LES BANSHEES D'INISHERIN

Un film de Martin McDonagh

Un humour très très noir

Sur l’île d’Inisherin, située à l’ouest de l’Irlande , Padriac avait pour habitude de passer chaque jour à 14h chercher son ami Colm, afin qu’ils se rendent ensemble au pub du village. Mais un beau jour, Colm, pourtant présent chez lui, ne répond pas. Semblant l’éviter, il lui avoue par la suite qu’en réalité il ne souhaite plus le voir. Déboussolé, Padriac ne va pas accepter de perdre cette amitié, et tout faire pour renouer avec Colm…

Les Banshees d'Inisherin film movie

Parabole à peine cachée sur la Guerre Civile (qui faisait alors rage au loin), "Les Banshees d'Inisherin" est avant tout une comédie très noire, sur les mystères de l’amitié, les aspirations de chacun et l’incompréhension de l’attitude de l’autre, voire de son désir d’indépendance. Avec ce film, l’auteur du formidable "Bons baisers de Bruges", Martin McDonagh (également auteur de "3 Billboards", retrouve ici les deux interprètes principaux de ce film culte, Brendan Gleeson et Colin Farrell, mais aussi le chemin des remises de récompenses (Baftas, Golden Globes, Oscar…). La moisson a d’ailleurs déjà commencée au Festival de Venise, dont le film est reparti avec le Prix du meilleur scénario, mais aussi le Prix d’interprétation masculine, pour Colin Farrell.

Habitants d’une petite île au large de la côte ouest irlandaise, les personnages évoluent au coeur d’un paysage bucolique (prairies, petits murets de pierres, falaises…), mais tourmenté par les vents. Leur amitié soudainement disparue d’un côté, persistante de l’autre, devient l’enjeu des interactions entre les deux hommes, mais aussi leur entourage : la sœur de Padriac, Siobhan, désireuse de partir vivre sa vie ailleurs, et Dominic, une sorte de gentil idiot du village. Récit d’abandon qui résonne comme une plaisanterie surréaliste au début, l’histoire va ensuite balancer entre comédie et drame, l’insistance de Padriac (Colin Farrell) envers Colm (Brendan Gleeson) entraînant des réactions de plus en plus extrêmes de la part de ce dernier.

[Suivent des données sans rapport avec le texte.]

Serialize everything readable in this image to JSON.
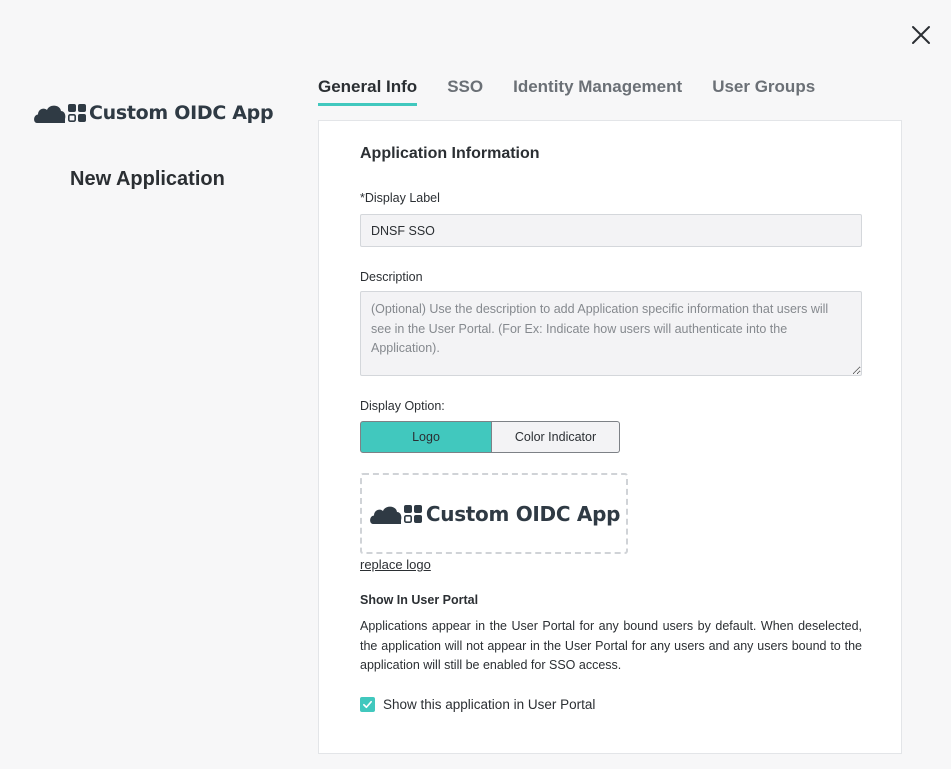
{
  "app": {
    "brand_name": "Custom OIDC App",
    "page_title": "New Application",
    "close_icon": "close-icon"
  },
  "tabs": [
    {
      "label": "General Info",
      "active": true
    },
    {
      "label": "SSO",
      "active": false
    },
    {
      "label": "Identity Management",
      "active": false
    },
    {
      "label": "User Groups",
      "active": false
    }
  ],
  "form": {
    "section_title": "Application Information",
    "display_label": {
      "label": "*Display Label",
      "value": "DNSF SSO"
    },
    "description": {
      "label": "Description",
      "placeholder": "(Optional) Use the description to add Application specific information that users will see in the User Portal. (For Ex: Indicate how users will authenticate into the Application).",
      "value": ""
    },
    "display_option": {
      "label": "Display Option:",
      "options": [
        "Logo",
        "Color Indicator"
      ],
      "selected": "Logo"
    },
    "logo_preview": {
      "brand_name": "Custom OIDC App",
      "replace_label": "replace logo"
    },
    "user_portal": {
      "title": "Show In User Portal",
      "description": "Applications appear in the User Portal for any bound users by default. When deselected, the application will not appear in the User Portal for any users and any users bound to the application will still be enabled for SSO access.",
      "checkbox_label": "Show this application in User Portal",
      "checked": true
    }
  },
  "colors": {
    "accent": "#41c8be",
    "text": "#2b2f33",
    "background": "#f7f7f8",
    "brand_dark": "#2f3a44"
  }
}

Située peu de temps après la séparation des deux Irlande (1921), l’action se centre donc autour de l’amitié, et de ce pub devenu lieu de tensions par excellence. Une sorte de saloon de western, dont le film adopte justement certains codes (inspirés de John Ford et Sergio Leone notamment), avec divers plans filmés à partir des pieds des personnages, ou à travers les portes et les fenêtres, traduisant ainsi les frictions grandissantes entre les personnages… Si le titre peut paraître mystérieux, il évoque les croyances locales, les personnages de la vieille femme vivant isolée au bord du lac, rapellant les « banshees », ces femmes annonciatrices de mort du folklore irlandais. Et c’est justement certainement dans la nature solitaire des lieux, et le caractère isolé de l’île (le tournage s’est en réalité réparti entre deux îles : Inishmore et Achill), qu’il faut chercher une partie de la signification de cette histoire improbable mais percutante.

Les exclus de la société n'ont-ils droit dans leur existence, qu'à subir des discussions banales ? Les idiots, malgré toute leur bonne volonté, sont ils capables de maintenir une amitié sur la durée ou ont-ils droit de prétendre à l'amour ? L’amitié en elle-même peut-elle se détacher d'aspirations intellectuelles, artistiques ou de réelles affinités ? Ces choses-là ne peuvent-elles être finalement trouvées qu’en décidant de partir vers des lieux plus peuplés ou plus urbains ? En choisissant délibérément une tonalité très sombre, tout en réservant nombre de cyniques rebondissements, Martin McDonagh nous régale par la profondeur de ses personnages, son approche sensible d’êtres humains qui cherchent ici leur place dans la société, et la parabole politique qui trouve aussi un double sens face à l’actuel Brexit.